Nadeel hiervan, vond J Dilla, was dat de muziek uit drumcomputers daardoor vaak mechanisch en voorspelbaar klonk. Op de MPC’s heet de quantise-functie timing correct. En het werkt iets anders dan op andere drumcomputers: het ritmische raster is veel groter, waarbij je niet beperkt bent tot de standaard onderverdeling van zestiende noten. Op de MPC kun je dus veel preciezer bepalen waar jouw drumgeluiden terechtkomen.
Het tweede waarin de MPC anders was, is de shuffle-functie. Daarmee kun je swing aanbrengen. Dat is de ultieme menselijke factor.

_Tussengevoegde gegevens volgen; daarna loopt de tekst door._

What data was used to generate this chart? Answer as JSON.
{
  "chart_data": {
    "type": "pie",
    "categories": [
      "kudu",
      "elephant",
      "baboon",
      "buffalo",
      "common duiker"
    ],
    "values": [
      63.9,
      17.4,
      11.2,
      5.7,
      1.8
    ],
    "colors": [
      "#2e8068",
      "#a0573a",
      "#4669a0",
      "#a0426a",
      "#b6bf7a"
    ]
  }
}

Want in Afrika of Berlijn hebben ze een andere opvatting dan in Brazilië, Detroit of New Orleans. Ook een soort correctie dus, maar eentje die je naar eigen smaak kunt finetunen.

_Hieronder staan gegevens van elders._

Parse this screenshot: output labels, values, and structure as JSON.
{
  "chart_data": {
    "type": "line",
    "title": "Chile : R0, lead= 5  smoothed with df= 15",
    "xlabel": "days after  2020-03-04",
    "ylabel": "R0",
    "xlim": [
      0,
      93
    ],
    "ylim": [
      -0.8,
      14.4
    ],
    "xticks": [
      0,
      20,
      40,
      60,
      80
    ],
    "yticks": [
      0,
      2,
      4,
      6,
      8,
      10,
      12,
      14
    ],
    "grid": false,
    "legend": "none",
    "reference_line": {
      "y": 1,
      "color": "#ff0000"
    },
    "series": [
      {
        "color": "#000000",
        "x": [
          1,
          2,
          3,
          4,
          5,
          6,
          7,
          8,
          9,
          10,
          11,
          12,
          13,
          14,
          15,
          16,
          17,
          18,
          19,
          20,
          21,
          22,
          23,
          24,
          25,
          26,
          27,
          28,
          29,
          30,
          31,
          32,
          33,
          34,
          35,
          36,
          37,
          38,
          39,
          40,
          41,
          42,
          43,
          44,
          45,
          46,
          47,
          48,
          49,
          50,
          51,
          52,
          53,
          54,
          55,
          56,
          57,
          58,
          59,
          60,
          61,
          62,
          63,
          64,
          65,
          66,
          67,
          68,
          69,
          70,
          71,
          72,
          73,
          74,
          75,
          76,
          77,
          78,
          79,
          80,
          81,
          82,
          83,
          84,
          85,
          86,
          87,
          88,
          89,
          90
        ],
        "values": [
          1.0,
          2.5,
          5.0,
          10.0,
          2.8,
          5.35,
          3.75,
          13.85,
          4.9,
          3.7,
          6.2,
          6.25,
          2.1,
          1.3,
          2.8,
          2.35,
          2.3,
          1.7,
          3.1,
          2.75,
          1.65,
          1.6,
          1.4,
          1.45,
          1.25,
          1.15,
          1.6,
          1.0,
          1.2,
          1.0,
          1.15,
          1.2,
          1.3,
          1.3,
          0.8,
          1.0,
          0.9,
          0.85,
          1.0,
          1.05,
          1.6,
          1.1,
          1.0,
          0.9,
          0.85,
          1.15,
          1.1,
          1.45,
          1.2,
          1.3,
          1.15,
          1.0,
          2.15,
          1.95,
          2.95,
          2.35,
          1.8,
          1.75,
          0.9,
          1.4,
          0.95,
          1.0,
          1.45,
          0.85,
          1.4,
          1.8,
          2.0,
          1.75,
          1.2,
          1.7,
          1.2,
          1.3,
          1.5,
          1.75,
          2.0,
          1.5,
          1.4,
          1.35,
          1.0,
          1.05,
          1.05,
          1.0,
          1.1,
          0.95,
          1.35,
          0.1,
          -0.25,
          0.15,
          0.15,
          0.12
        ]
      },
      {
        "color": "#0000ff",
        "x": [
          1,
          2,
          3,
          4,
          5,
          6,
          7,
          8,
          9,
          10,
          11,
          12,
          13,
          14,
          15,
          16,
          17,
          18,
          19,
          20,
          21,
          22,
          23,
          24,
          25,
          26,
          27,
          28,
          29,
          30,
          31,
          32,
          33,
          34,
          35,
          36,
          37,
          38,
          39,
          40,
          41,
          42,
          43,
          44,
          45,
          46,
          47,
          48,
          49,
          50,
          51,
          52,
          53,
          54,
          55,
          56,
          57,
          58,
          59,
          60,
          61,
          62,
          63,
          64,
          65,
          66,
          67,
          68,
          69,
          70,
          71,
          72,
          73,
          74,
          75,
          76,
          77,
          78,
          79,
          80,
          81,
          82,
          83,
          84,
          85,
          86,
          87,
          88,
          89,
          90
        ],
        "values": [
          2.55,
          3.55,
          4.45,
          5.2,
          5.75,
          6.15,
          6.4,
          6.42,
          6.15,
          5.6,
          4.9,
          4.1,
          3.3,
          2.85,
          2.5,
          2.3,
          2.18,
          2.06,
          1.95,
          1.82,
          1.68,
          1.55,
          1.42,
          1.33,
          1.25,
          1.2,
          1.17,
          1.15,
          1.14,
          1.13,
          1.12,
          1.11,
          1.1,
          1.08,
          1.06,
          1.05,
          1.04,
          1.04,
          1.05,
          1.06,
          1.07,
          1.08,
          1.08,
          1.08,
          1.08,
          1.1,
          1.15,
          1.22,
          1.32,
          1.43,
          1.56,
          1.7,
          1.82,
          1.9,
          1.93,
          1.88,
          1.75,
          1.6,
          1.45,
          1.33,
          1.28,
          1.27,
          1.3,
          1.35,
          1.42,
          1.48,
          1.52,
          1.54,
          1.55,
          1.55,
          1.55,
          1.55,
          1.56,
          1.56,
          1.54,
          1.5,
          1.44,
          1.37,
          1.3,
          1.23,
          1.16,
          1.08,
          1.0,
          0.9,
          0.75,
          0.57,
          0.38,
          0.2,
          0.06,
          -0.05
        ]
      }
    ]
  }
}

Op de MPC gaat het shuffle-percentage van 50 tot 75%. Eén procent maakt al een groot verschil. Dat maakte de MPC uniek. En daar maakte J Dilla handig gebruik van. Want technologische mogelijkheden zijn altijd leuk, maar je moet het wel op een originele, muzikale manier gebruiken. J Dilla toverde met zijn MPC. Hij was een meester in het knippen van samples en in het maken van beats. Hij haalde muziek uit de machines.
Nu niet gelijk op Marktplaats gaan zoeken naar een MPC60. Ze zijn zwaar, onhandig, traag en duur. Bijna alle professionele DAW (digital audio workstation) programma’s zoals ProTools, Ableton Live en Logic Pro bieden uitgebreide mogelijkheden om swing nauwkeurig te programmeren. Daarvoor heb je dus geen oude MPC nodig.
Sound and feel
Behalve het exact en swingend plaatsen van zijn drumgeluiden, bracht J Dilla ook subtiele verschillen aan in dynamiek. Net als drummers van vlees en bloed: sommige noten harder, anderen juist zachter. Je zou kunnen zeggen dat hij de imperfectie van goede drummers juist beschouwde als muzikale perfectie. Dat maakt het helemaal af. Ook al weet je dat het machines zijn, de beats van Dilla hebben een levendige, menselijke touch.
Een groove is niet alleen een statisch boem-boem-tak, maar heeft ook sound en feel. Hoe je dat hoort? Niet alleen aan de drums zelf, maar aan de rest. Hoe beter de stemmen en instrumenten klinken, hoe beter de drums zijn werk doen.
J Dilla ‘saus’
Zo, nu weet je wat de swing is van J Dilla. Maar waarom was zijn invloed dan zo groot? Questlove, drummer van The Roots, was blown away door de beats van J Dilla. ‘Hij heeft mijn leven op zijn kop gezet.’ In deze video vertelt hij erover, erg interessant. Ook D’Angelo, die geroemd wordt om zijn unieke time-feel, verwijst vaak naar Dilla.
We moeten niet vergeten dat Jay – zoals hij ook wordt genoemd – veel meer deed dan de hele dag beats programmeren: hij was producer. Zijn samples haalde hij vaak van obscure, al lang vergeten platen. Soms waren zo cheesy dat je niet verwachtte dat die voor hiphop zouden worden gebruikt. Na een treatment van J Dilla kon je ze meestal niet meer herkennen. Hij gaf hiphop een smeuïge saus, vol spanning en mystiek; maar nog steeds iets om op te dansen. Met zijn swingende chops drukte hij zijn stempel op een hele generatie en groeide hij uit tot een van de stille smaakmakers van de jaren ’90.
Een typisch voorbeeld van J Dilla’s muzikale handtekening is dit liedje van rapper Common. The Light (2000) is eigenlijk een liefdesliedje. Misschien zingt Common het wel voor Erykah Badu, waar hij lang verliefd op was. Hoe dat zit, zullen we nooit weten. Wat we wél weten: dit is precies de heerlijke, onmiskenbare J Dilla saus.